16 Şubat 2012 Perşembe

Duygular anlamlar ve hayat.


Köy hayatı yaşayan bir insanı düşünün. Tarlada çalışan. Onun için kar yağması kötüdür. Çünkü kar demek ekinlerin soğuğa maruz kalması ve iyi yetişememesi demek. Kar yağdığında sinirlenebilir veya üzülebilir. Eğer yeterince hasat almamış ve parası yoksa soğukta sobasını yakamaz ve ailesiyle birlikte üşüyebilir.

Ama başka bir insan karın yağmasını gökyüzünün dünyayı temizlemek için yağdırdığı beyaz mutluluklar olarak nitelendirebilir. Kar yağdığı zaman sıcak bir şeyler içerken karın yağışını izleyebilir;  hatta dışarıda kar topu savaşına katılabilir veya kardan adam yapabilir. Kar bu insanı mutlu edebilir.

Yağmurun yağması çukur bölgelere inşa edilen evler için su baskını. Bütün evin içini suyun götürmesi yani bir nevi işkence iken onlarca şair,bestekâr yağmurla ilgili şiirler,şarkılar yazıyor.

İlkbaharın gelmesini, çiçeklerin açmasını,güneşin ışıl ışıl gülümsemesini mutlulukla karşılayan insanlara nazaran hiçbir şey olmamış gibi hayatına devam edenlerde var.

Kafasını bir defa yukarı kaldırıp bulutları izlemenin cazibesine katılmadan yaşayan insanlar var.

Daha yüzlerce örnek verebilirim bu konu hakkında.
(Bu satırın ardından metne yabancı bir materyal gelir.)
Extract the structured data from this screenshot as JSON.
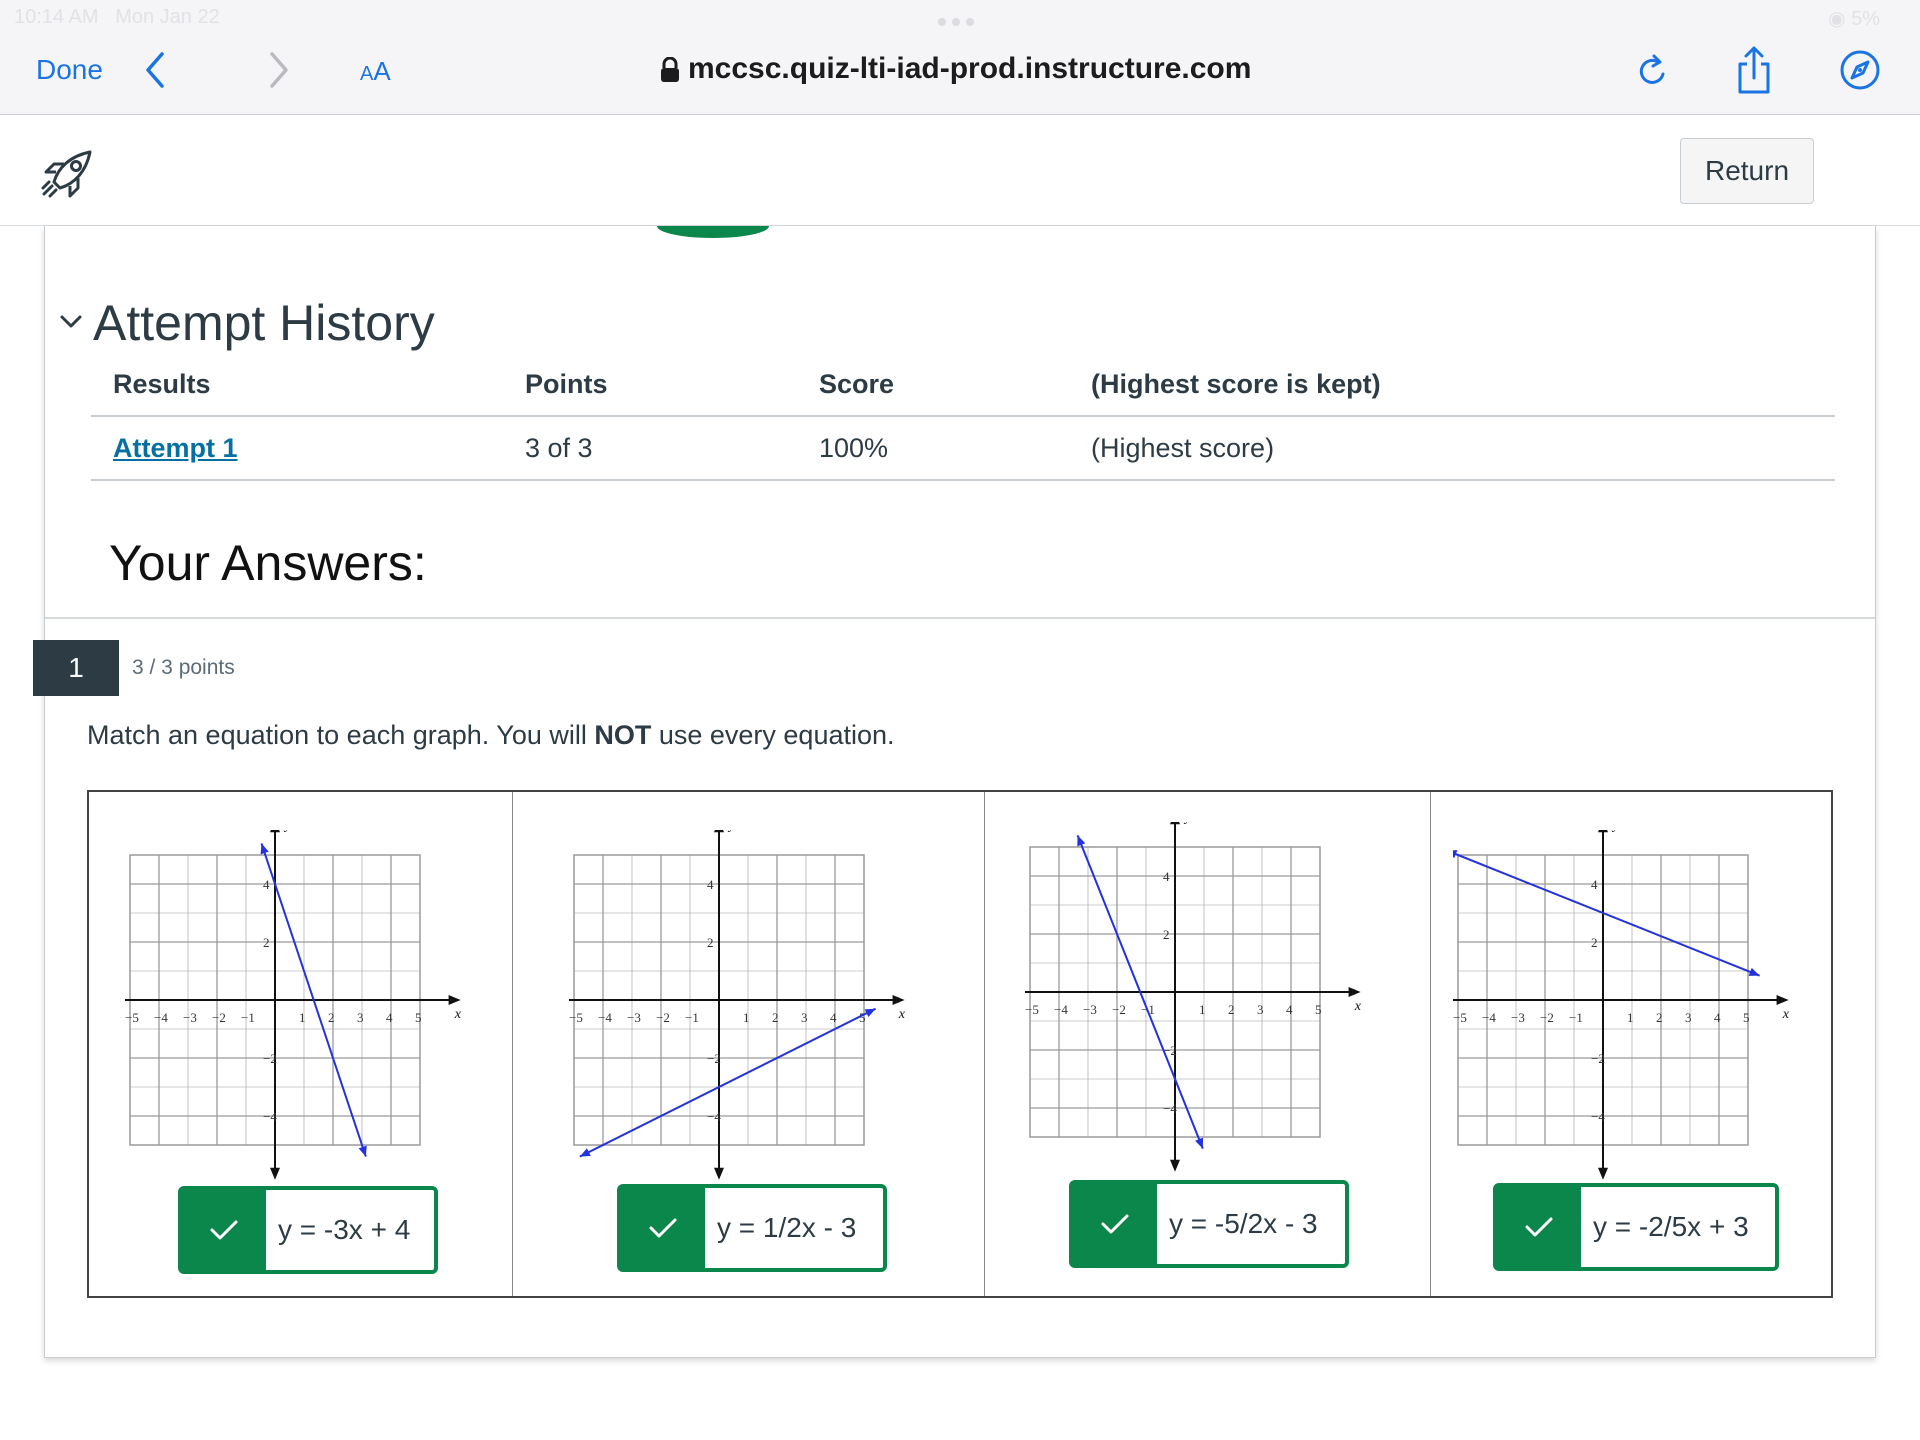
{
  "status": {
    "time": "10:14 AM",
    "date": "Mon Jan 22",
    "battery": "5%"
  },
  "browser": {
    "done_label": "Done",
    "aa_label_small": "A",
    "aa_label_big": "A",
    "url": "mccsc.quiz-lti-iad-prod.instructure.com"
  },
  "app": {
    "return_label": "Return"
  },
  "attempt_history": {
    "title": "Attempt History",
    "headers": [
      "Results",
      "Points",
      "Score",
      "(Highest score is kept)"
    ],
    "rows": [
      {
        "result": "Attempt 1",
        "points": "3 of 3",
        "score": "100%",
        "note": "(Highest score)"
      }
    ]
  },
  "your_answers_title": "Your Answers:",
  "question": {
    "number": "1",
    "points": "3 / 3 points",
    "text_before": "Match an equation to each graph. You will ",
    "text_bold": "NOT",
    "text_after": " use every equation.",
    "graphs": [
      {
        "answer": "y = -3x + 4",
        "slope": -3,
        "intercept": 4,
        "correct": true
      },
      {
        "answer": "y = 1/2x - 3",
        "slope": 0.5,
        "intercept": -3,
        "correct": true
      },
      {
        "answer": "y = -5/2x - 3",
        "slope": -2.5,
        "intercept": -3,
        "correct": true
      },
      {
        "answer": "y = -2/5x + 3",
        "slope": -0.4,
        "intercept": 3,
        "correct": true
      }
    ],
    "axis": {
      "x_label": "x",
      "y_label": "y",
      "x_ticks": [
        "−5",
        "−4",
        "−3",
        "−2",
        "−1",
        "1",
        "2",
        "3",
        "4",
        "5"
      ],
      "y_ticks": [
        "4",
        "2",
        "−2",
        "−4"
      ]
    }
  },
  "colors": {
    "success_green": "#0b874b",
    "link_blue": "#0770a3",
    "line_blue": "#2233dd",
    "safari_blue": "#1b74e4"
  }
}
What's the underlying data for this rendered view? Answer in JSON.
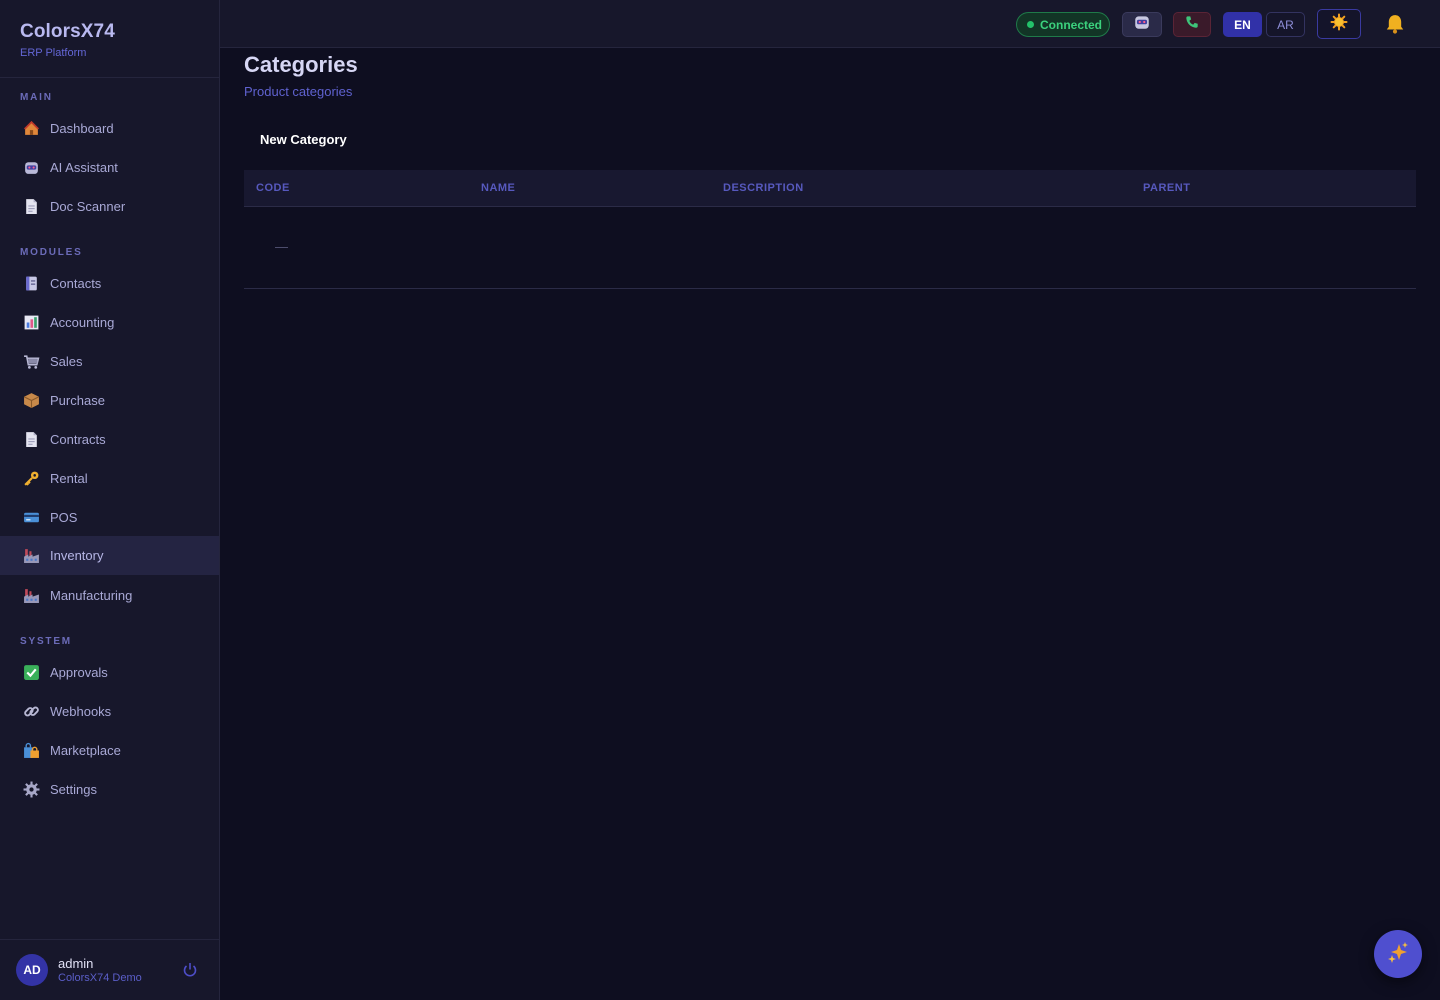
{
  "brand": {
    "name": "ColorsX74",
    "subtitle": "ERP Platform"
  },
  "sidebar": {
    "sections": [
      {
        "label": "MAIN",
        "items": [
          {
            "label": "Dashboard",
            "icon": "house-icon"
          },
          {
            "label": "AI Assistant",
            "icon": "robot-icon"
          },
          {
            "label": "Doc Scanner",
            "icon": "document-icon"
          }
        ]
      },
      {
        "label": "MODULES",
        "items": [
          {
            "label": "Contacts",
            "icon": "contact-book-icon"
          },
          {
            "label": "Accounting",
            "icon": "bar-chart-icon"
          },
          {
            "label": "Sales",
            "icon": "cart-icon"
          },
          {
            "label": "Purchase",
            "icon": "package-icon"
          },
          {
            "label": "Contracts",
            "icon": "document-icon"
          },
          {
            "label": "Rental",
            "icon": "key-icon"
          },
          {
            "label": "POS",
            "icon": "credit-card-icon"
          },
          {
            "label": "Inventory",
            "icon": "factory-icon",
            "active": true
          },
          {
            "label": "Manufacturing",
            "icon": "factory-icon"
          }
        ]
      },
      {
        "label": "SYSTEM",
        "items": [
          {
            "label": "Approvals",
            "icon": "check-box-icon"
          },
          {
            "label": "Webhooks",
            "icon": "link-icon"
          },
          {
            "label": "Marketplace",
            "icon": "shopping-bags-icon"
          },
          {
            "label": "Settings",
            "icon": "gear-icon"
          }
        ]
      }
    ],
    "user": {
      "initials": "AD",
      "name": "admin",
      "org": "ColorsX74 Demo"
    }
  },
  "topbar": {
    "status": "Connected",
    "lang_en": "EN",
    "lang_ar": "AR",
    "colors": {
      "connected": "#3bd17d",
      "accent": "#3131a8"
    }
  },
  "page": {
    "title": "Categories",
    "subtitle": "Product categories",
    "new_button": "New Category",
    "columns": [
      "CODE",
      "NAME",
      "DESCRIPTION",
      "PARENT"
    ],
    "empty_placeholder": "—"
  }
}
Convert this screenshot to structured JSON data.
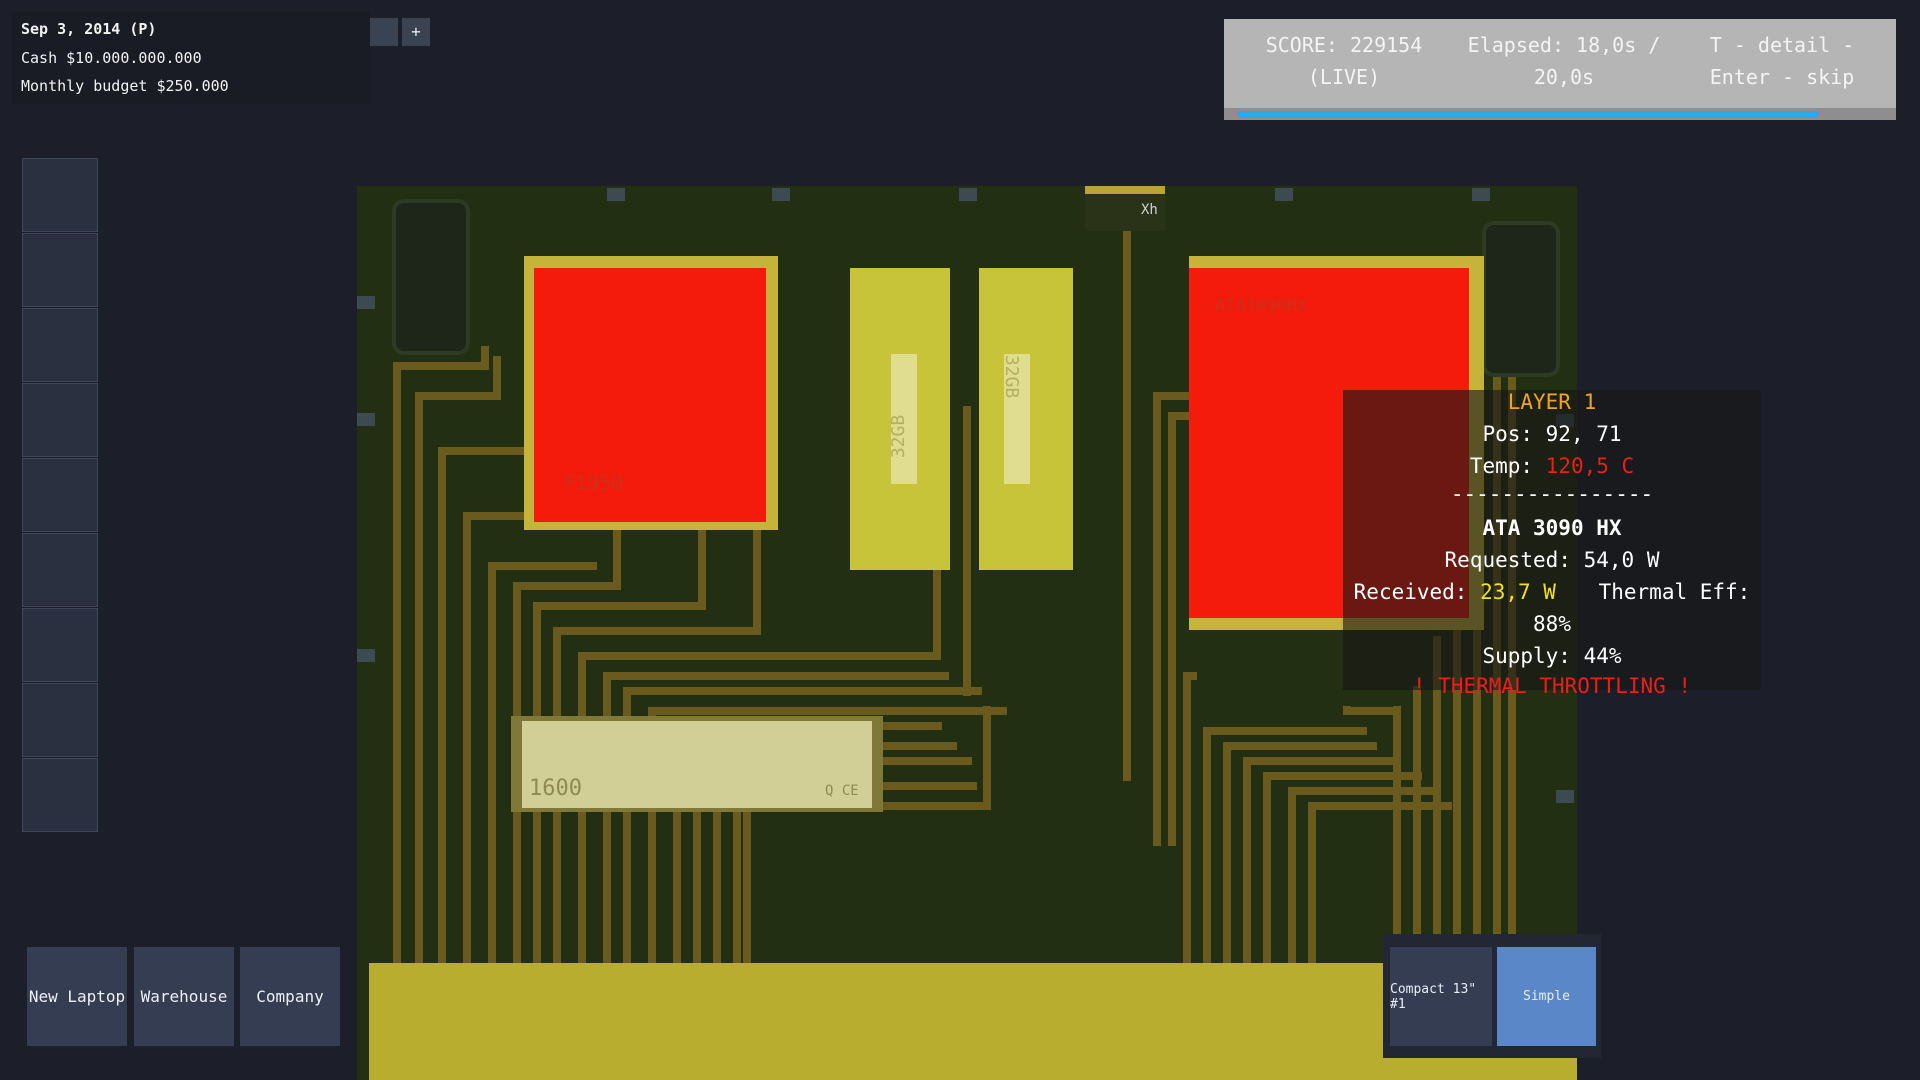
{
  "header": {
    "date": "Sep 3, 2014 (P)",
    "cash": "Cash $10.000.000.000",
    "budget": "Monthly budget $250.000",
    "zoom_in_label": "+"
  },
  "score_panel": {
    "score_line1": "SCORE: 229154",
    "score_line2": "(LIVE)",
    "elapsed_line1": "Elapsed: 18,0s /",
    "elapsed_line2": "20,0s",
    "hint_line1": "T - detail -",
    "hint_line2": "Enter - skip",
    "progress_fraction": 0.9
  },
  "board": {
    "chip_left_label": "F1950",
    "chip_right_label": "ATA3090HX",
    "ram_left_label": "32GB",
    "ram_right_label": "32GB",
    "ssd_label": "1600",
    "ssd_marks": "Q CE",
    "top_connector_label": "Xh"
  },
  "tooltip": {
    "layer": "LAYER 1",
    "pos": "Pos: 92, 71",
    "temp_label": "Temp: ",
    "temp_value": "120,5 C",
    "divider": "----------------",
    "component": "ATA 3090 HX",
    "requested": "Requested: 54,0 W",
    "received_label": "Received: ",
    "received_value": "23,7 W",
    "thermal_label": "Thermal Eff:",
    "thermal_value": "88%",
    "supply": "Supply: 44%",
    "warning": "! THERMAL THROTTLING !"
  },
  "nav": {
    "new_laptop": "New Laptop",
    "warehouse": "Warehouse",
    "company": "Company"
  },
  "layouts": {
    "compact": "Compact 13\" #1",
    "simple": "Simple"
  },
  "colors": {
    "board": "#222f12",
    "trace": "#6b5a1e",
    "chip_hot": "#f41a0c",
    "chip_frame": "#c6b43a",
    "ram": "#c8c43a",
    "progress": "#29a9e8",
    "warning": "#e82018",
    "highlight_yellow": "#f4e21a",
    "layer_title": "#f2a41c"
  }
}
Demek istediğim aslında her şey hayata ne açıdan baktığımızla alakalı. Olan olaylara nasıl anlam yüklediğimizle ve nasıl algıladığımızla alakalı. Ve sanırım insanı insan yapanda bu. Kısaca;Duygular. Duygular olmadan hepimiz ete kemiğe bürünmüş robotlardan başka bir şey değiliz. Duygulardan yoksun insan bir nevi yaşayan ölüdür. Duygular yaşamımızda o kadar önemli bir yere sahipki..

Duyguları çarpıcı şekilde yansıtabilmekte iyi olan insanlara da sanatçı diyoruz sanırım. Duygu,hissedebilmek bir sanat gibi adeta. Biraz yetenek ve farklılık istiyor.